The accuracy of both models, for Honey pollen and honeydew has been assessed by Stayia Farm and compared to the results obtained by accredited labs, with a precision above 90%. The reduction of the number of images processed in the cloud has decreased by 10 to 50% depending on the concentration and type of the honey sampled.
Honey.AI corresponds to an innovative B2B Business Model with 2 different revenues streams:
- Device – An initial fee of 4,800€ per the automated microscope will be charged.
- SaaS – An additional pay-per-use fee will be charged for each test conducted with 10€ per pollen analysis, and 2€ per crystals and yeasts analysis.
The support of DigiFed has been crucial during the last months, not only for funding, but also supporting the partnership with Ikerlan, as well as for the business support received and ecosystem provided. DigiFed support has been also critical to obtain a national loan from the Spanish government, as well as to raise interest from the first investors. Other funding opportunities that Sonicat Systems is analysing are ELISE, BONSAPPS and SMART4ALL, while during the project has been selected by VEDLIOT EU project, to test different edge architectures with their open source platform for IoT devices with AI applications. Partners have also been proactive in terms of dissemination through, e.g., joining Alimentaria Fair in Spain, the IoT world Congress, or APIMONDIA, the most important event of the sector, where Sonicat did a specific presentation of Honey.AI.
Sonicat Systems now is fully committed to Honey.AI commercialisation, first starting in Spain to create initial references and then expanding to other key countries such as Germany, Greece, France, Italy, Romania, Hungary, among others. Beginning the commercialisation through known markets like Spain, Greece and France will facilitate consumer acceptance and experience to demonstrate the benefits of Honey.AI to new markets/costumers. It is essential to become a reference as soon as possible.

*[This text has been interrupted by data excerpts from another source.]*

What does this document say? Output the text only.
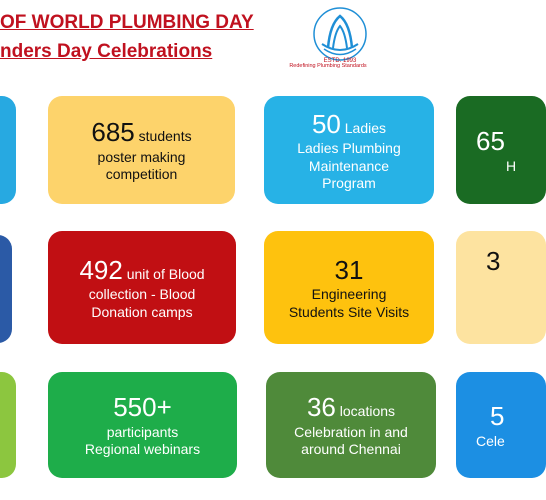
OF WORLD PLUMBING DAY
nders Day Celebrations	ESTD. 1993
Redefining Plumbing Standards
685 students
poster making
competition
50 Ladies
Ladies Plumbing
Maintenance
Program
65
H
492 unit of Blood
collection - Blood
Donation camps
31
Engineering
Students Site Visits
3
550+
participants
Regional webinars
36 locations
Celebration in and
around Chennai
5
Cele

From the Technical point of view, there are still specific milestones to reach, such as the official certification of performance by an accredited organism (Microval or AOAC), extending the datasets to include additional botanical species from all other countries, and including new functionalities, such as colour measurement. On the other hand, Honey.AI could be further upscaled to also include the geographical origin authentication service, not only the botanical source analysis. The new EU directive for honey commercialization requests to include the origin (countries) in the label, indicating where the honey comes from. Being capable of including the geographical analysis of honey by means of endemic species identification would even increase the unique value proposition of Honey.AI.